A imprensa local informou que mais de 120 cães foram abatidos, principalmente por funcionários de controle animal, em dois distritos remotos em dezembro e janeiro.

Os métodos mais comuns que o governo utiliza incluem atirar nos cães com dardos de estricnina ou administrar injeções letais, uma prática que foi denunciada por grupos de direitos dos animais e documentada em vídeos horríveis no YouTube.

"É uma forma terrível de morrer", disse Janice Girardi, uma norte-americano que vive em Bali há mais de 30 anos e fundou a Bali Animal Welfare Association, que fez campanha contra o abate. "É uma espécie de tortura."

Grupos de direitos dos animais denunciaram os comentários do governador como "um apelo para um massacre", que provavelmente matará também animais de estimação vacinados e saudáveis além dos cães raivosos.

Em Kuta Beach, moradores compartilharam por telefone celular e e-mail fotos de seus cães de praia desaparecidos usando as coleiras especiais que comprovem que eles tinham sido vacinados contra a raiva. Além disso, funcionários locais dizem que não houve nenhum caso de raiva relatado em cães ou seres humanos em Kuta Beach.

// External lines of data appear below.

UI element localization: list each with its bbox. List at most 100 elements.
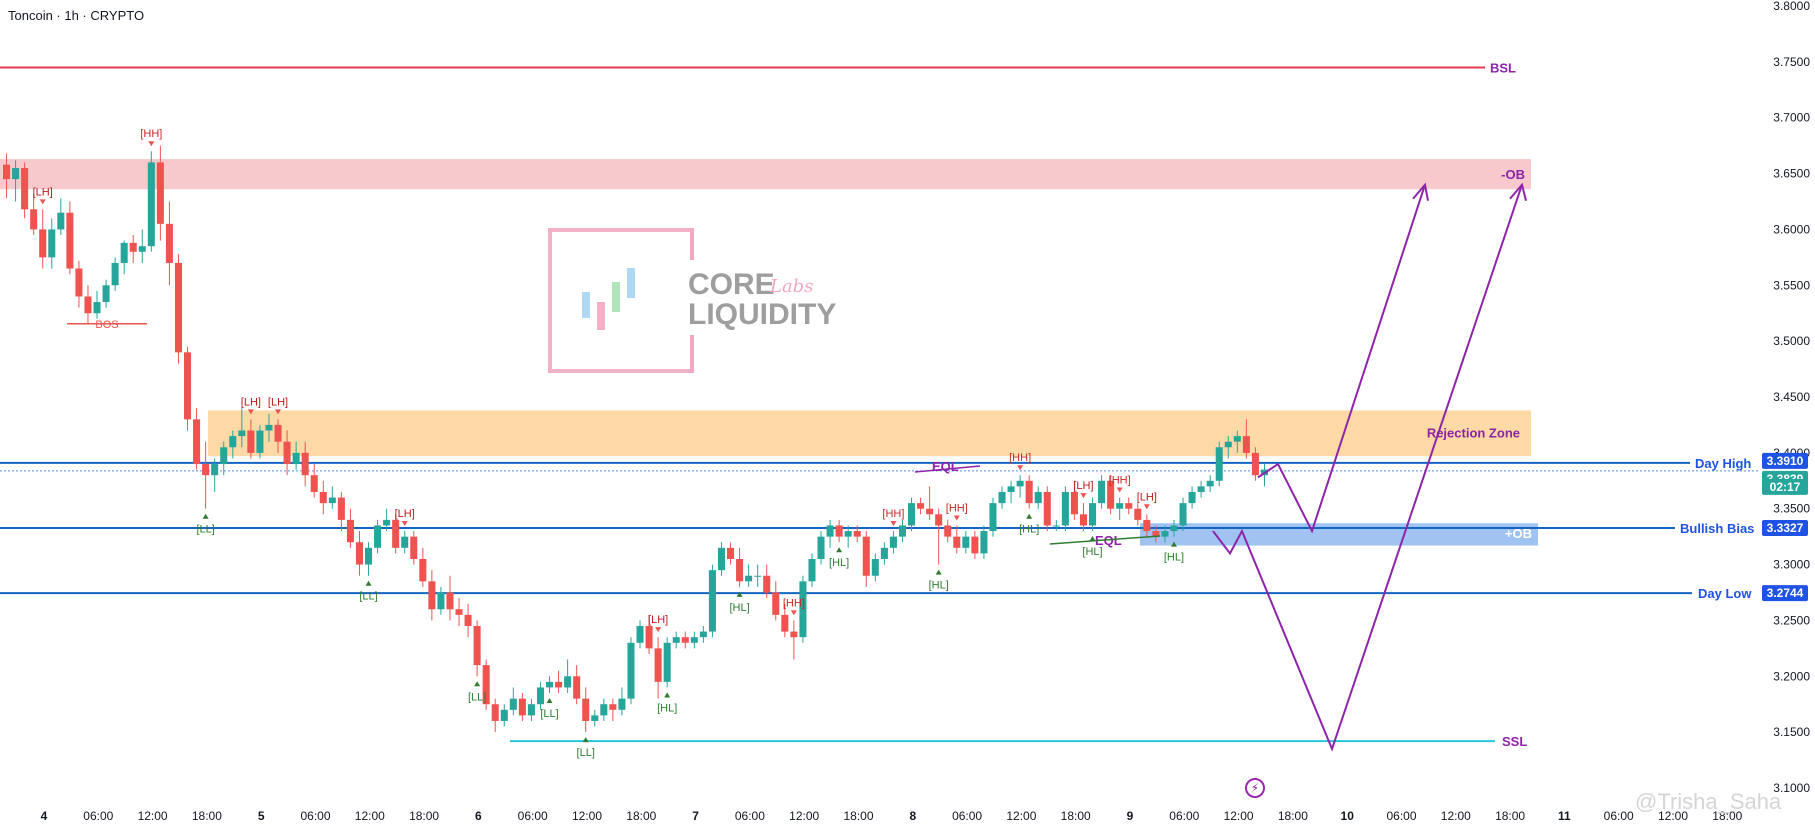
- candle-body: [66, 212, 74, 269]
- candle-body: [736, 558, 744, 582]
- candle-body: [1079, 514, 1087, 526]
- candle-body: [93, 302, 101, 314]
- pivot-low-label: [HL]: [929, 580, 949, 592]
- candle-body: [1016, 480, 1024, 487]
- time-tick-label: 18:00: [1061, 809, 1091, 823]
- candle-body: [1025, 480, 1033, 504]
- candle-body: [1179, 503, 1187, 526]
- pivot-low-label: [LL]: [359, 591, 377, 603]
- time-tick-label: 12:00: [572, 809, 602, 823]
- candle-body: [898, 525, 906, 537]
- bos-label: BOS: [95, 319, 118, 331]
- pivot-high-label: [LH]: [33, 186, 53, 198]
- candle-body: [193, 419, 201, 465]
- candle-body: [980, 531, 988, 554]
- time-tick-label: 06:00: [518, 809, 548, 823]
- candle-body: [1116, 503, 1124, 509]
- candle-body: [365, 547, 373, 565]
- candle-body: [564, 676, 572, 688]
- price-tag-label: 3.3327: [1767, 521, 1804, 535]
- candle-body: [437, 592, 445, 610]
- pivot-low-marker: [474, 681, 481, 687]
- candle-body: [310, 475, 318, 492]
- pivot-high-marker: [39, 199, 46, 205]
- candle-body: [989, 503, 997, 532]
- pivot-low-marker: [935, 569, 942, 575]
- lightning-icon[interactable]: ⚡: [1245, 778, 1265, 798]
- candle-body: [419, 558, 427, 582]
- candle-body: [1242, 436, 1250, 453]
- candle-body: [120, 242, 128, 263]
- candle-body: [184, 352, 192, 420]
- day-high-label: Day High: [1695, 456, 1751, 471]
- pivot-low-label: [HL]: [1019, 524, 1039, 536]
- pivot-low-label: [LL]: [196, 524, 214, 536]
- candle-body: [1152, 531, 1160, 537]
- candle-body: [156, 162, 164, 224]
- price-tick-label: 3.1500: [1773, 725, 1810, 739]
- candle-body: [763, 575, 771, 593]
- price-tick-label: 3.7000: [1773, 111, 1810, 125]
- time-tick-label: 8: [909, 809, 916, 823]
- candle-body: [708, 570, 716, 632]
- candle-body: [48, 229, 56, 258]
- candle-body: [871, 558, 879, 576]
- price-tick-label: 3.6500: [1773, 167, 1810, 181]
- candle-body: [654, 648, 662, 682]
- candle-body: [880, 547, 888, 559]
- symbol-title: Toncoin · 1h · CRYPTO: [8, 8, 144, 23]
- time-tick-label: 12:00: [1441, 809, 1471, 823]
- candle-body: [491, 704, 499, 721]
- candle-body: [536, 687, 544, 705]
- candle-body: [853, 531, 861, 537]
- candle-body: [808, 558, 816, 582]
- time-tick-label: 7: [692, 809, 699, 823]
- candle-body: [1043, 491, 1051, 526]
- candle-body: [238, 430, 246, 437]
- pivot-high-label: [LH]: [395, 508, 415, 520]
- projection-arrow-upper: [1412, 182, 1429, 201]
- bullish-bias-label: Bullish Bias: [1680, 521, 1754, 536]
- candle-body: [727, 547, 735, 559]
- brand-name-line2: LIQUIDITY: [688, 298, 837, 331]
- candle-body: [546, 681, 554, 688]
- pivot-low-marker: [1089, 536, 1096, 542]
- candle-body: [817, 536, 825, 559]
- pivot-low-marker: [1170, 541, 1177, 547]
- candle-body: [1107, 480, 1115, 509]
- candle-body: [826, 525, 834, 537]
- rejection-zone-label: Rejection Zone: [1427, 425, 1520, 440]
- price-tick-label: 3.2500: [1773, 613, 1810, 627]
- candle-logo-icon: [582, 262, 642, 342]
- eql-high-line: [914, 465, 981, 473]
- price-tick-label: 3.1000: [1773, 781, 1810, 795]
- day-low-label: Day Low: [1698, 586, 1752, 601]
- pivot-high-marker: [1116, 487, 1123, 493]
- price-tick-label: 3.3500: [1773, 502, 1810, 516]
- candle-body: [835, 525, 843, 537]
- candle-body: [1233, 436, 1241, 442]
- pivot-low-label: [HL]: [1082, 546, 1102, 558]
- candle-body: [1224, 441, 1232, 448]
- pivots-layer: [LH] BOS [HH] [LH] [LH] [LL] [LH] [LL] [LL] [LL] […: [33, 128, 1184, 759]
- candle-body: [1188, 491, 1196, 504]
- candle-body: [57, 212, 65, 230]
- price-tick-label: 3.4500: [1773, 390, 1810, 404]
- candle-body: [781, 614, 789, 632]
- time-tick-label: 12:00: [355, 809, 385, 823]
- candle-body: [555, 681, 563, 688]
- candle-body: [681, 637, 689, 643]
- candle-body: [618, 698, 626, 710]
- pivot-high-marker: [148, 141, 155, 147]
- candle-body: [138, 246, 146, 252]
- ssl-label: SSL: [1502, 734, 1527, 749]
- time-tick-label: 18:00: [843, 809, 873, 823]
- candle-body: [509, 698, 517, 710]
- candle-body: [464, 614, 472, 627]
- candle-body: [75, 268, 83, 297]
- time-tick-label: 10: [1341, 809, 1355, 823]
- candle-body: [319, 491, 327, 504]
- candle-body: [799, 581, 807, 638]
- candle-body: [428, 581, 436, 610]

Questões econômicas e religiosas também entram no debate. Em se tratando de Bali, onde o turismo e setores relacionados respondem por cerca de 80% da economia, notícias de mordidas de cão e surtos de raiva prejudicam a imagem da ilha tropical paradisíaca.

"Muitas pessoas não gostam da ideia" de matar cães de rua, disse Wayan Suarsa, chefe de Kuta Village, "porque afeta nossa imagem. Mas em alguns casos, eles perturbam os turistas, e nós obviamente queremos expandir nosso setor de turismo.”

Mas outros moradores argumentam que os cães são uma parte importante da cultura nesta ilha historicamente hindu, como observado no Mahabharata, um antigo épico indiano, e merecem respeito. Putu Sumantra, chefe do departamento de criação de animais de Bali, disse que os comentários do governador "convidando" a população a matar cães de rua foram tiradas do contexto.

"Foi a população que pediu ao governo para fazer isso, quer durante reuniões locais ou pelos escritórios do governo", disse ele em uma resposta por escrito às perguntas da reportagem.

Ele disse que o governo continuará abatendo cães de forma "seletiva", incluindo cães semi-selvagens não vacinados, mas que a vacinação é a estratégia primária do governo para a erradicação da raiva. O governo já realizou operações de vacinação em massa e tem planos para mais uma de abril até julho.

Esse é o caminho certo, dizem especialistas em saúde pública. "A vacinação é a forma mais eficaz para acabar com a raiva", disse Eric Brum, especialista em raiva e conselheiro técnico chefe da agência de agricultura da ONU, que financiou o programa de vacinação contra a raiva em Bali até o ano passado e já treinou funcionários para capturar cães na ilha.